だが、後ろに謎の気配を感じる。嫌な感じがする。

急いで振り返ってみたが、誰もいない。足音がしたので恐らくここを離れたのだろう。

…誰だ?

「どうしたの?急に後ろ向いて」

「…悪い、なんでもない」

踵を返して、俺は帰路に着く。



「神崎…なんであんな楽しそうに…」

神崎を後ろから眺める影、亀井がその光景を見ながら一人呟く。丁度亀井も自宅へ戻っている途中だった。そしてふと、こう思った。

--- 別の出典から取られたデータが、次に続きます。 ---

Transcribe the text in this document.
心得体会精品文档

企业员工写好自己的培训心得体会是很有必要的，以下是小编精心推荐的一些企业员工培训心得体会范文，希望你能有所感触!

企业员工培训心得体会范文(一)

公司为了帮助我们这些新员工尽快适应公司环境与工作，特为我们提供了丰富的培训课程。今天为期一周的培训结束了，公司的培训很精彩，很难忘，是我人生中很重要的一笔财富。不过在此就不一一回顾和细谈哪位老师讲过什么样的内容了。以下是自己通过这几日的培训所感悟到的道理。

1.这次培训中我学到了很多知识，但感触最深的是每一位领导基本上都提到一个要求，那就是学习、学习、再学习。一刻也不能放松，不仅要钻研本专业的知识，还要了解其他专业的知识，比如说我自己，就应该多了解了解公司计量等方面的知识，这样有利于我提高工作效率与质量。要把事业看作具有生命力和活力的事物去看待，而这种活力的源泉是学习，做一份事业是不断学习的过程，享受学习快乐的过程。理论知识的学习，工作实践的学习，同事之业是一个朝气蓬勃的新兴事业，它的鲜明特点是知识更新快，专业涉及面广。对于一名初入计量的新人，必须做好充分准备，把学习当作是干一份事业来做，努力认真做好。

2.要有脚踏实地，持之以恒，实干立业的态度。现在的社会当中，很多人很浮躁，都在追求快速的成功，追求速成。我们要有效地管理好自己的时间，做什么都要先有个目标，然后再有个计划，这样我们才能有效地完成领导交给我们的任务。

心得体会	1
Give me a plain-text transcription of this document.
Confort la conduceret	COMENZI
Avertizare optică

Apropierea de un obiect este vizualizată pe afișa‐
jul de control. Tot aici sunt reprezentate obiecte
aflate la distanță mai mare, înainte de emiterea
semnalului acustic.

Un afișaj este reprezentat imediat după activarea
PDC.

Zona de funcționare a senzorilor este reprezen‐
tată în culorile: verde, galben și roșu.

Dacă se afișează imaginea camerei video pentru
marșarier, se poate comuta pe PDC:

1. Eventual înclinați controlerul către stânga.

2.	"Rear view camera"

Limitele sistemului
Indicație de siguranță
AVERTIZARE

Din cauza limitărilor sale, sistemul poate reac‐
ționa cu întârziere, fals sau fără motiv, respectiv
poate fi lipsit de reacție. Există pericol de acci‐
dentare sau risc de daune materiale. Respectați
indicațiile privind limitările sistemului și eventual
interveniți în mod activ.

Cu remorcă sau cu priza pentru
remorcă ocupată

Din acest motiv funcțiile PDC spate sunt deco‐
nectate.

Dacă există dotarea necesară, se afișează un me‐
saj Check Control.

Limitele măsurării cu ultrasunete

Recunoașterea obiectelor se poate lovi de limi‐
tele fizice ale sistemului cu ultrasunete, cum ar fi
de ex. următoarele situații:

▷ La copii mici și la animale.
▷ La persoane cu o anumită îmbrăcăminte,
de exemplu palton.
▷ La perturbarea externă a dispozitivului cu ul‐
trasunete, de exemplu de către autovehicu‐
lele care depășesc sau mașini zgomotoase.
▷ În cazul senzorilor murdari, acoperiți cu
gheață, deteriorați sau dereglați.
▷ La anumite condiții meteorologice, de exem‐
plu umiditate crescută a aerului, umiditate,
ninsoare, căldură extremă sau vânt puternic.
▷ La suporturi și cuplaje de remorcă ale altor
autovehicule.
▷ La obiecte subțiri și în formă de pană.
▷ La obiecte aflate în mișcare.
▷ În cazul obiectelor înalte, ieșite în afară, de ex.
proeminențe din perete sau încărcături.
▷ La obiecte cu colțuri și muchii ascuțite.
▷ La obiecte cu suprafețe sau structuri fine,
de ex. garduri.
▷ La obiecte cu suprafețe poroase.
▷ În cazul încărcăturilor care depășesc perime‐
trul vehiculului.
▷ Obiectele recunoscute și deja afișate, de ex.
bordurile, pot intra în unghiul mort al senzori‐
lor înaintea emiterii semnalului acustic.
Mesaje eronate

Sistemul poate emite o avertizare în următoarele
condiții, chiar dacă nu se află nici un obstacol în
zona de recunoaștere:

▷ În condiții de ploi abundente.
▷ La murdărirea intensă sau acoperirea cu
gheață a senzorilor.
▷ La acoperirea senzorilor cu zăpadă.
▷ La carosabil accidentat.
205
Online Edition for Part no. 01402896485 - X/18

なんであいつはあんなに楽しそうな毎日を送っているのに、

俺はなんで全然楽しくない毎日を過ごしているんだ。

なんであいつだけ…ナンデアイツダケ……

亀井の嫉妬心が大きくなる。

亀井の心はさらに黒く染まっていく。



家に着き、中に入る。

「ただいまー…って、誰もいないんだけどな」

「もしかしたら誰かいたりしてね」

「そんなわけ…」

「…おかえりぃー…」

「ひっ」

思わず声を漏らす。ま、まさか本当に誰かいるのか!?

と思ったら、

「なんてね、僕だよ勇也」

暗闇の中から陽介が出てくる。

「あっ、お前!合鍵で先に入ってたな!」

「へへー、ドッキリ成功だね」

「このやろーー!」

陽介の家族の人達とは仲良くさせてもらっているので、

お互い何かあった時のために合鍵を所持しているのだが…

まさかこんな使われ方をするとは思っていなかった。

「はははっ!ヤバそうだから僕はここらで退散するよー」

陽介がささっととんずらした。ふざけるなまだやり返しt…

まぁ仕返しは今度するとして、今は疲れているのでリビングへ向かい、ソファに倒れ込んだ。

「相当疲れ溜まっていたのね…大丈夫?」

「大丈夫…ちょっと寝れば問題ない」

そう言って俺は眠りにつくことにした。

「ご飯できたら言って…」

そして俺は寝た。



「兄さん…兄さん、起きてください。ご飯ですよ」

「んぁ…?」

「今日は花蓮さんも手伝ってくれたんですよ?早く食べましょう」

「…ん、分かった」

重い体を起こし、食卓につく。

花蓮が起きた俺を見てドヤ顔をしていたが、そんなに料理頑張ったんだろうか。

少しわくわくしながら、出来上がったご飯を頂くことにする。